Lee, talk us through the creation of the environment - or the soundscape in this instance. What’s the process for you, and what’s the motivation for you in this element?

Lee: The artwork is so strongly focused on Catherine’s mum’s death and her response, that it was a challenge for me to find my voice within that narrative. But, there are so many similarities in our upbringing and lives that, while Catherine’s story is told outside the skip, I wanted to speak about my experience from inside the skip.

Both our mothers are/were Muslim and my father was also from a working class background, this coincidence is unusual in itself but there are other (difficult) aspects to our upbringings that correlate and so I think it is possible for us to both see the world from a similar vantage point. This viewpoint came more focused when Aliya died because not only have we gone through the experience together, but my mum stepped in as a surrogate Grandmother (in the UK) for Catherine’s son Loris and they have really bonded.
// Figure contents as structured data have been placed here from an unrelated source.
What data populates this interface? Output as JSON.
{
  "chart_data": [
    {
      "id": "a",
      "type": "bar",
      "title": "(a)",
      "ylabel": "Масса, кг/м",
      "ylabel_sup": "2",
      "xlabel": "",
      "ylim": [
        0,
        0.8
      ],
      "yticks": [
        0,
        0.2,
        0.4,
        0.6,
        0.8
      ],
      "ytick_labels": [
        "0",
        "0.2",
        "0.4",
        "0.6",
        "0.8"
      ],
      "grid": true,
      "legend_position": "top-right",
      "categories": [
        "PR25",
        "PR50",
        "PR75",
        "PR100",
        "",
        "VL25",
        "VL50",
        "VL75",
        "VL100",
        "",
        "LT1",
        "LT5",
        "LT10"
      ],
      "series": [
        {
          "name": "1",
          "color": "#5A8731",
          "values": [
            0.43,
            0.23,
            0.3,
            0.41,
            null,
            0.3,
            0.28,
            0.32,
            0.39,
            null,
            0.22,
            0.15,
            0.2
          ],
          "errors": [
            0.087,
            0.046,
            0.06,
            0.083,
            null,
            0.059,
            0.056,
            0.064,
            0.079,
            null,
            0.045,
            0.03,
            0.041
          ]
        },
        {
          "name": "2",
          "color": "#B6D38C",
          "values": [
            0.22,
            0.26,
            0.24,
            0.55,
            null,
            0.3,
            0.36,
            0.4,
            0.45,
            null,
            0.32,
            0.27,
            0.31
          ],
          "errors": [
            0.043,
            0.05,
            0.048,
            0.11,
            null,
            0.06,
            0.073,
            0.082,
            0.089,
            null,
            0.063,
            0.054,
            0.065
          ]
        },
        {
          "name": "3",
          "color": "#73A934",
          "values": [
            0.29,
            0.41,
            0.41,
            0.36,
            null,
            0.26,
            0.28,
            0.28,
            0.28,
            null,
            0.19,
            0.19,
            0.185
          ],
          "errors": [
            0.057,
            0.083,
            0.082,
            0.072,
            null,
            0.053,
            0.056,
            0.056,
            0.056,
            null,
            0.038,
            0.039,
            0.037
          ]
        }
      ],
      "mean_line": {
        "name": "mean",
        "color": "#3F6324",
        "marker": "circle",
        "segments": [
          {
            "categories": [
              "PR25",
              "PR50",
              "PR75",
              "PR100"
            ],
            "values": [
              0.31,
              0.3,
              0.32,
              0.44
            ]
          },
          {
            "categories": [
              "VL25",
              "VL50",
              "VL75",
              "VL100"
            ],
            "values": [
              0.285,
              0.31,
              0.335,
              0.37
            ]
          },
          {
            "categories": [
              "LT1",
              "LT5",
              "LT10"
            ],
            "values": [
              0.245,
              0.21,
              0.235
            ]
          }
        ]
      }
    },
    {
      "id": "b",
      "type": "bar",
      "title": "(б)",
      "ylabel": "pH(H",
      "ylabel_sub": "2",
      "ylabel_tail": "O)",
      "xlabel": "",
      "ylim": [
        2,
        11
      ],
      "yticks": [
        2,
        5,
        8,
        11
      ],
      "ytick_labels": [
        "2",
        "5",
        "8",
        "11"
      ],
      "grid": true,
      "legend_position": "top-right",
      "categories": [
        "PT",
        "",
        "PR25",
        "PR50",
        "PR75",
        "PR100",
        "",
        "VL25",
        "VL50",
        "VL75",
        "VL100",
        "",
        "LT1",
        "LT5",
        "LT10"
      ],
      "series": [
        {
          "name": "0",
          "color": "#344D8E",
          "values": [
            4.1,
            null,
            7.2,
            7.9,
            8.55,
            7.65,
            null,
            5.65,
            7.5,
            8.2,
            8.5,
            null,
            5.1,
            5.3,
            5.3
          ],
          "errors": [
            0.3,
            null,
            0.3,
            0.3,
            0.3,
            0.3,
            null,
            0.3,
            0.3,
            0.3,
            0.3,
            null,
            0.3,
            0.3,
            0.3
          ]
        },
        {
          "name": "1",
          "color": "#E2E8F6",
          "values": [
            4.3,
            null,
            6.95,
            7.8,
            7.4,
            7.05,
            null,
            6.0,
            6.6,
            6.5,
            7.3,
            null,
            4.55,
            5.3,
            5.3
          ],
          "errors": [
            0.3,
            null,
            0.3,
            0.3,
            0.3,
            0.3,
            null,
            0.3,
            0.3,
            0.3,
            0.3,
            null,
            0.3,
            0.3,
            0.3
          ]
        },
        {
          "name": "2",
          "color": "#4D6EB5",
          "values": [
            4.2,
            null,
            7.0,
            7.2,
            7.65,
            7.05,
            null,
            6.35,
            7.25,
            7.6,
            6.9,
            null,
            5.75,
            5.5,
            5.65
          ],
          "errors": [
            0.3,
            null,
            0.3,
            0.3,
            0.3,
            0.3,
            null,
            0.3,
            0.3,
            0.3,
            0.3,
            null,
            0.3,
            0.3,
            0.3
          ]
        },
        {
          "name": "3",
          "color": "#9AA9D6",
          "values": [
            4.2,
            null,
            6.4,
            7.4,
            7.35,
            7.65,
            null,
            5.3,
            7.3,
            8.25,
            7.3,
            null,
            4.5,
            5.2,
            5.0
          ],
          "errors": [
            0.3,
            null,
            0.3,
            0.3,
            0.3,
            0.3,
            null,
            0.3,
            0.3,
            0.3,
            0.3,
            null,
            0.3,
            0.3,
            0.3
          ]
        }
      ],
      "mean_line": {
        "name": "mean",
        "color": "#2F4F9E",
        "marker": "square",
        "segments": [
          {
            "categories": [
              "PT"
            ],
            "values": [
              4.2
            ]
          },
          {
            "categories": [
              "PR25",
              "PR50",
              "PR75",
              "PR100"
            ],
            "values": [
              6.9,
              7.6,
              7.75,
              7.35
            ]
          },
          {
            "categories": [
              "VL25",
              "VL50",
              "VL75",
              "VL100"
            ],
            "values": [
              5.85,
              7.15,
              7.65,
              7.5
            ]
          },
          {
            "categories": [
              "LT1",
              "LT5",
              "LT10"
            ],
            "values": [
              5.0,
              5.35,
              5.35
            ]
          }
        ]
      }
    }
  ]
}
Even though the skip interior remains dark, raw and harsh I wanted to generate a feeling of positivity, renewal and rebirth through an abstract performance and soundscape. I have been a composer for moving image for about 20 years now, but I have never felt the urge to use music in my art until now. I think it will help the audience immerse themselves in the claustrophobic atmosphere of the skip and the contrast will emphasise the pathos of the narrative. Even though Aliya’s death was tragic, and we wish she was still with us, the experience has created positivity and has actually brought me and Catherine closer to my own family.

Lee, It’s very far from your usual work - your Japanese inspired paintings in particular - what appeals to you about this new direction?

Lee: The aspects of Japanese aesthetics that I’m most interested in are the concepts of Mono No Aware and Wabi Sabi. Mono No Aware is the pathos of things, the simultaneous happiness and sadness you might feel from a beautiful flower that you know will not last forever. Wabi Sabi is the acceptance of imperfection. With this in mind, i’m fascinated by the accidental beauty of derelict buildings, ageing concrete, junk in the street or in skips. Primarily i’m a painter, and my paintings include these elements, but I have never restricted myself to that medium if I felt that the particular exhibition warranted a new direction. I’ve created numerous installation pieces as well as performance works and in this instance I knew that a performance piece within the skip would be appropriate.